AppSignal has extended its application performance monitoring platform to provide native support for OpenTelemetry, an open source framework for instrumenting applications that is being advanced under the auspices of the Cloud Native Computing Foundation (CNCF).
Wes Oudshoorn, chief product officer for AppSignal, said the implementation of OpenTelemetry is designed to enable DevOps teams with a simple line of code to begin collecting telemetry data from Go, Java, PHP, Ruby, Elixir, and Node.js applications that begin to yield actionable insights in less than five minutes.
That zero-configuration approach will make it possible for a much wider range of organizations to instrument applications, he added.
Historically, one of the major challenges with instrumenting applications was simply adding the ability to actually collect telemetry data. As a result, organizations tended to limit the number of applications they actually instrumented. AppSignal has now streamlined the instrumentation process to the point where OpenTelemetry can be easily added to any endpoint that the AppSignal platform monitors, said Oudshoorn.
It’s not clear at what pace organizations are instrumenting applications, but having this capability will become even more critical as the pace at which applications are being built and deployed continues to accelerate in the age of artificial intelligence (AI), noted Oudshoorn. Otherwise, IT and software engineering teams will simply be overwhelmed by the number of potential issues being created by so-called citizen developers that generally lack programming expertise, he added.
In fact, much of the code being generated by AI tools is overly verbose, noted Oudshoorn. The more code there is, of course, the more likely it becomes there will be a performance or cybersecurity issue that IT teams will be called upon to address, said Oudshoorn.
Each IT organization will need to determine how best to respond to the rise of AI in coding, but the number requiring more advanced monitoring and observability capabilities will undoubtedly increase. Most smaller organizations are going to lean toward platforms that provide both capabilities at a level of cost that is far more accessible versus a larger enterprise that might have separate platforms for monitoring IT environments and investigating code-related issues, noted Oudshoorn.
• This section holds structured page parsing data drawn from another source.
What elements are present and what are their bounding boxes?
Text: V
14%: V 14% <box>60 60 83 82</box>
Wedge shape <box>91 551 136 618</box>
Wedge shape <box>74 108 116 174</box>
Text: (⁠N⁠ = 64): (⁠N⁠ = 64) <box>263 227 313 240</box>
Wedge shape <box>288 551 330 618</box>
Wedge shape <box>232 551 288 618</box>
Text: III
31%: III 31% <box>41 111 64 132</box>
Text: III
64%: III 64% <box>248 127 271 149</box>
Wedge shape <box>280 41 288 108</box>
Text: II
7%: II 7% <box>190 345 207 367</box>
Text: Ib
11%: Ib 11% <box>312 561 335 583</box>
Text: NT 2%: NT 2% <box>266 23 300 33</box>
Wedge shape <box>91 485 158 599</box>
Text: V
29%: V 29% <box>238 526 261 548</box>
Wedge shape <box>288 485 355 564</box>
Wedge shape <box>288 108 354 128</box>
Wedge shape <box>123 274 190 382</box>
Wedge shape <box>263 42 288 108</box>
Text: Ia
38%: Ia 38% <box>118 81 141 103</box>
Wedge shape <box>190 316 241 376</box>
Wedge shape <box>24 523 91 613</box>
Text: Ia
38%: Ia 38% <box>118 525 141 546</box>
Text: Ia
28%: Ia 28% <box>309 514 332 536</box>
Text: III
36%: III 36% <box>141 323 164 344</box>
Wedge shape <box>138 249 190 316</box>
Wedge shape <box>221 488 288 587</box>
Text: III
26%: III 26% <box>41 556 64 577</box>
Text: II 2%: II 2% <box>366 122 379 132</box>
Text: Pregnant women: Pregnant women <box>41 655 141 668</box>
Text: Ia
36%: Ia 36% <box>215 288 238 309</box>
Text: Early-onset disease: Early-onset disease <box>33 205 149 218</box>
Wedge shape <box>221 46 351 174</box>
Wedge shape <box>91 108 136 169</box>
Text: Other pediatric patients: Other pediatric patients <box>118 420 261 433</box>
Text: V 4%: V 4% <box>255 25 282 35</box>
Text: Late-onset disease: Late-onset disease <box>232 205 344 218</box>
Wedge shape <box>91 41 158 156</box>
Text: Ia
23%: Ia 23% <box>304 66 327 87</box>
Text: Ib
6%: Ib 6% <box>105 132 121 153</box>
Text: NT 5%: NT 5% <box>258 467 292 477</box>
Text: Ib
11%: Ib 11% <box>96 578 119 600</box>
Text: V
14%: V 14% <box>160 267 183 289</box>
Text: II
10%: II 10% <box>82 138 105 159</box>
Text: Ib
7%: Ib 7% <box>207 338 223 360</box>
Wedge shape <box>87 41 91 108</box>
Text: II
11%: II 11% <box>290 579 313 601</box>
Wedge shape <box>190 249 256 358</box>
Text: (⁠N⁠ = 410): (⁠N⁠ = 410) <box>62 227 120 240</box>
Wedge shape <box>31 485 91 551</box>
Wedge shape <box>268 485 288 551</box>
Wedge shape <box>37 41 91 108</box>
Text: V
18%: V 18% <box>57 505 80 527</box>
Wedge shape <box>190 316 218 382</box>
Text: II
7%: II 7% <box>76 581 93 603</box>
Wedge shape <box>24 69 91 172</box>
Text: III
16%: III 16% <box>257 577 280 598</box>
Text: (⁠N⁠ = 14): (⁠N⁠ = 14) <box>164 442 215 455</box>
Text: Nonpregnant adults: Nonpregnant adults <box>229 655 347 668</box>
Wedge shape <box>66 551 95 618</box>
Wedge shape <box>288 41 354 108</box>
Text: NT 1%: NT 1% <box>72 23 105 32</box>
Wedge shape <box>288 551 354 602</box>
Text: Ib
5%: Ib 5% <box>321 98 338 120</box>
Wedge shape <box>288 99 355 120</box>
The issue then becomes determining how best to manage application environments that in terms of the amount of code running will soon increase to a level that not too long ago might have seemed unimaginable. Even small- to medium-sized organizations will soon be managing much larger application portfolios, said Oudshoorn.
In the meantime, IT teams, and DevOps engineers especially, should be crafting strategies to instrument all that code. Many of the existing workflows for responding to issues and incidents simply will not scale to meet the needs of organizations in the age of AI. Hopefully, as advances in AI are made more broadly, IT teams will gain additional tools that enable them to rise to that challenge. The real issue, of course, is determining to what degree they might be able to proactively acquire and deploy those tools today before the now inevitable onslaught of code being created becomes too overwhelming to effectively manage.